La razón principal es que mi ingreso no ha aumentado”,
dice Wang Yanling, maestra de escuela media inferior en el distrito
de Haidian, Beijing, quien gana una mensualidad de cerca de 2.000
yuan ($242).
“Ahora
mi gasto promedio llega a casi una tercera parte de mi ingreso total”,
confiesa a Beijing Informa, “si bien no era el caso
de cuando empecé a trabajar cuatro años atrás.
En ese tiempo solía gastar todo el dinero que tenía,
pero ahora mi edad me hace considerar más el futuro y he
reducido mis gastos en buena medida”.
Tal como la mayoría de las jóvenes chinas y de las
mujeres en el mundo, Wang emplea su mayor dispendio en guardar su
forma y línea. El año pasado gastó casi 5.000
yuan ($604) en ropa y cosméticos.
“El diseño es lo más importante si compro ropa,
la marca no me interesa mucho. La mayoría de las prendas
que compro cuestan menos de 300 yuanes ($36) cada una.
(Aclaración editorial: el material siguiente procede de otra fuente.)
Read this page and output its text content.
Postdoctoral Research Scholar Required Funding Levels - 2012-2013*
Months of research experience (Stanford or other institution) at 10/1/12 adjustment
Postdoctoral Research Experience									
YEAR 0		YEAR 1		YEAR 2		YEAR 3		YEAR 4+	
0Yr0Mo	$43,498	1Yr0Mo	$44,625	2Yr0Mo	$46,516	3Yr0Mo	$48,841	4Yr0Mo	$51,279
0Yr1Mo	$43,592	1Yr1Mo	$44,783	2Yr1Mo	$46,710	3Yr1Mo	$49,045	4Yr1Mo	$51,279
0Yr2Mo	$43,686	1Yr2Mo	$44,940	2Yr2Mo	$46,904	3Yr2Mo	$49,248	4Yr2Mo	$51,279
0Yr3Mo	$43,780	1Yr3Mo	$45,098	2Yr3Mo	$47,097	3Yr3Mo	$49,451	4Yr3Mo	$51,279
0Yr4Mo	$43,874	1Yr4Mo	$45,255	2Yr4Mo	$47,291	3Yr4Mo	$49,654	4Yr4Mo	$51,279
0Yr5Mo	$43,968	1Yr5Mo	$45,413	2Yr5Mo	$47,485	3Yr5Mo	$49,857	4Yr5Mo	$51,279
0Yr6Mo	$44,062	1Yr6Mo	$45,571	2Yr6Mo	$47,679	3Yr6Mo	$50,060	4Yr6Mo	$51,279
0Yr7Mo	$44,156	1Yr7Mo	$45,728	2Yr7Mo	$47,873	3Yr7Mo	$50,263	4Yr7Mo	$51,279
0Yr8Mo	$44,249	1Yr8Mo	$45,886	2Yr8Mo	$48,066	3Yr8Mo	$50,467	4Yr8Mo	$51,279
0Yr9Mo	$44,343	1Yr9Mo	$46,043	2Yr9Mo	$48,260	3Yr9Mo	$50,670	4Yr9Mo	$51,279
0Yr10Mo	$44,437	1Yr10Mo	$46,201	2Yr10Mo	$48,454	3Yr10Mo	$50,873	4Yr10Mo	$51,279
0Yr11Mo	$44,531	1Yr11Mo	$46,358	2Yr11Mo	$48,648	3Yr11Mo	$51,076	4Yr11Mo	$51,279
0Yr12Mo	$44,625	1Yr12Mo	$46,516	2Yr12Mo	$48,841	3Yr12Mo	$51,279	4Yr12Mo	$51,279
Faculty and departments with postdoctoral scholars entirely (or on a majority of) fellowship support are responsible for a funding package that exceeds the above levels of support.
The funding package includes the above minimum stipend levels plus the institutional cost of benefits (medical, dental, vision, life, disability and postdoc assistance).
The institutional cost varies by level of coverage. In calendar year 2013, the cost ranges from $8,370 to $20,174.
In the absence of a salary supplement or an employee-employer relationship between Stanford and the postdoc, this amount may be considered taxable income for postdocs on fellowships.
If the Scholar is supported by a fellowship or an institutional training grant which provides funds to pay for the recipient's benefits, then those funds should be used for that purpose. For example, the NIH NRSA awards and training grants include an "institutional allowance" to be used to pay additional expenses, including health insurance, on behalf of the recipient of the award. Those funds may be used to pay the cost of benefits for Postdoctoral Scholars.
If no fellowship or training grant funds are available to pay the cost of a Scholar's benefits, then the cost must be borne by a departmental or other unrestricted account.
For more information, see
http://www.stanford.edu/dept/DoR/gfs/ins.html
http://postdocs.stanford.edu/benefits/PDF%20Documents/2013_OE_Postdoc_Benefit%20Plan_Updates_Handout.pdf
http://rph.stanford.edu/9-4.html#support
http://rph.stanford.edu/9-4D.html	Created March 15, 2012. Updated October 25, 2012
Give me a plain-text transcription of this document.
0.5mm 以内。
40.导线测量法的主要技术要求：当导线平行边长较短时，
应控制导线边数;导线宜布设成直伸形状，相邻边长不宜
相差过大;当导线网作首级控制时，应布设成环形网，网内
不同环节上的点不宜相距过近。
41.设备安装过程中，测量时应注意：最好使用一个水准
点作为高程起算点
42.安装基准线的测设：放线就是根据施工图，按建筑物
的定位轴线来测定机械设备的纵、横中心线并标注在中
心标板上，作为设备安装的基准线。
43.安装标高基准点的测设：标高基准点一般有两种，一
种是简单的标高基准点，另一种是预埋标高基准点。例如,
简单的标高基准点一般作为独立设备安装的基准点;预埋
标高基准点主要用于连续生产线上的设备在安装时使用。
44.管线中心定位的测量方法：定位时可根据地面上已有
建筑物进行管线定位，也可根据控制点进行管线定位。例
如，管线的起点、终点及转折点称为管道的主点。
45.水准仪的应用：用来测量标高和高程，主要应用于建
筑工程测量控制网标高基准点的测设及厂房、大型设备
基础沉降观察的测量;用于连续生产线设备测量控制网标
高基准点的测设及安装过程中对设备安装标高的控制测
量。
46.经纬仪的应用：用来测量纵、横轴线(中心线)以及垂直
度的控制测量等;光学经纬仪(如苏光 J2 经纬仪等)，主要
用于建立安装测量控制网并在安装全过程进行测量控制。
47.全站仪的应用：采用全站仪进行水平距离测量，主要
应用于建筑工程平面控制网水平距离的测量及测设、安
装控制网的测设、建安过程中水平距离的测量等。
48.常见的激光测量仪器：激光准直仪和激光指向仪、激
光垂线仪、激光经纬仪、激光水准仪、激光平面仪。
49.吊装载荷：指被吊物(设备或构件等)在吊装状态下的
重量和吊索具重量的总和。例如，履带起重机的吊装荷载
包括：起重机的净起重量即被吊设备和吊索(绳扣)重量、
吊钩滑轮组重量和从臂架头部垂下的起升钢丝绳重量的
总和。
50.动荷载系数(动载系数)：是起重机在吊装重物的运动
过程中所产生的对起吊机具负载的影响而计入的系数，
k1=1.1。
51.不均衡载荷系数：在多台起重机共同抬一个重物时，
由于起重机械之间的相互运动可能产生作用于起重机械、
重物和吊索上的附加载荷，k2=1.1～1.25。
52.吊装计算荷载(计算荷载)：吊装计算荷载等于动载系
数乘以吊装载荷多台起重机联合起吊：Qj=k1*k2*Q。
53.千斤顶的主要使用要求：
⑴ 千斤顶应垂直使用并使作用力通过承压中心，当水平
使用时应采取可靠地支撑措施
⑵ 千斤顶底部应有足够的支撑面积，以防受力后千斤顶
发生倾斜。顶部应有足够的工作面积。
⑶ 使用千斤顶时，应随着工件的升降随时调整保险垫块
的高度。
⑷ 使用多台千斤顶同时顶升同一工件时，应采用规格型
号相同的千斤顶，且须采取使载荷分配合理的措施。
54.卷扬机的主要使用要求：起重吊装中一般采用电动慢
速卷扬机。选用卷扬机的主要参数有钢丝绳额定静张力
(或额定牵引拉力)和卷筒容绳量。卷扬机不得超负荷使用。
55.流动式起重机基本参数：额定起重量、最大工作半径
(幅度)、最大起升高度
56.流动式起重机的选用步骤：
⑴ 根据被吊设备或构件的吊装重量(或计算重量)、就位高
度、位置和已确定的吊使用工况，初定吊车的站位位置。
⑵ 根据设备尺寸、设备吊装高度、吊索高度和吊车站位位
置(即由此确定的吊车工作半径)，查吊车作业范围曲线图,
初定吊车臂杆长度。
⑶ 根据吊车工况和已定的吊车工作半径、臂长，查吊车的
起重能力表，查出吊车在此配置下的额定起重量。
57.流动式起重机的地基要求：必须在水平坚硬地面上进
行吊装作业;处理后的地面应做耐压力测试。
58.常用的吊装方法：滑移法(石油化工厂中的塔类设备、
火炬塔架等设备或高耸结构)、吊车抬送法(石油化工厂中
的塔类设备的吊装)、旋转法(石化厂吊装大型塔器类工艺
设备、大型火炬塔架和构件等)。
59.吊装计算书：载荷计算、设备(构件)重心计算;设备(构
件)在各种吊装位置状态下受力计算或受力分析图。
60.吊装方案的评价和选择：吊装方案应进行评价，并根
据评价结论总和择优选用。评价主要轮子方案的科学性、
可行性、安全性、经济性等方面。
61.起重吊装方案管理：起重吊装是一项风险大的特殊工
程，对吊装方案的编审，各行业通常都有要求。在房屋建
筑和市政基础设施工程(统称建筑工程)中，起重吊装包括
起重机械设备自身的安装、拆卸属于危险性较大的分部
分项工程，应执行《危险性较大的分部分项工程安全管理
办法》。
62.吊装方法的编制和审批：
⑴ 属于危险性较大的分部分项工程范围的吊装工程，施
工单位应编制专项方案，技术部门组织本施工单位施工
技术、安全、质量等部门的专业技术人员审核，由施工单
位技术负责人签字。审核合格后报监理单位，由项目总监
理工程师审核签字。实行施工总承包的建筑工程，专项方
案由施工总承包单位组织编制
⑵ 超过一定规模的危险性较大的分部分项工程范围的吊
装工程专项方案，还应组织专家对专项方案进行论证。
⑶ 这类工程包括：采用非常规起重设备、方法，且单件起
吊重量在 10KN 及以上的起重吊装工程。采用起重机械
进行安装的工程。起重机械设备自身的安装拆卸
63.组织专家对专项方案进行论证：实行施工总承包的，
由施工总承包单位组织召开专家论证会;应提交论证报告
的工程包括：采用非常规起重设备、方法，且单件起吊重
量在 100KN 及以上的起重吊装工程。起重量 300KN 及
Pero mi visión
de los cosméticos es diferente. Pues la marca siempre viene
en primer lugar, y el precio debe ser aceptable, es decir, no sobrepasa
los 1.000 yuanes ($121)”, expresa.
Wang es también una apasionada miradora de los escaparates,
un pasatiempo que le ayuda a estar al tanto de las últimas
tendencias de moda. En ocasiones el vitrinear la lleva a comprar
alguna que otra cosa que le roba la atención. Habitualmente
compra dos o tres cosas cada estación del año. “En
general mi presupuesto para la ropa y los cosméticos es igual
que el año anterior. Pero quizá cambie mi hábito
para comprar las marcas más expensivas, incluso si en este
caso tengo que hacer menos compras”, explica Wang. El gusto
de sus amigas tiene un gran impacto, hasta cierto punto, en su actitud
para la elección de ropa.
Salir de viaje es otra prioridad en la que Wang gasta mucho de
su salario. Como maestra de escuela, tiene vacaciones de verano
e invierno, durante las cuales puede viajar a todas partes con sus
compañeros. Piensa ir el próximo verano a una ciudad
litoral como Dalian o Sanya. “Planeo gastar 6.000 yuanes ($725)
para este viaje”, dice.
Con respecto a la inversión en la educación avanzada,
Wang admite que gasta menos en libros que en ropa. “Pero ahora
pienso gastar más en libros, ya que me estoy preparando para
mi próxima entrevista de empleo. Espero que esta entrevista
me lleve a un mejor futuro”, dice sonriendo.
La escuela media inferior donde Wang se desempeña tiene
una biblioteca grande, la cual satisface su necesidad de aprender.
“Allí me permiten pedir libros de prestado y ahorro
gastos, pero lo más precioso es que me obligan a terminar
de leer a tiempo”, dice Wang.
"Sin embargo, los libros prestados no pueden suplir todas
mis necesidades. Este año preferiría comprar algunos
libros que me posibiliten estudiar más a fondo las materias
que estoy cursando, en lugar de entretenerme leyendo cosas ligeras”,
añade.
Entre otros gastos tradicionales en China se cuento eso de ofrecer
un “regalo” especial en muestra de amistad cuando un
amigo se casa o le nace un bebé. Esto se hace en dinero efectivo.
Puesto que Wang es una persona que tiene muchos amigos, obsequia
“regalos” de vez en cuando, los que le quitan aproximadamente
2.000 yuanes ($242) del ingreso anual. Wang sospecha que en el nuevo
año “este desembolso aumentará antes que disminuir”.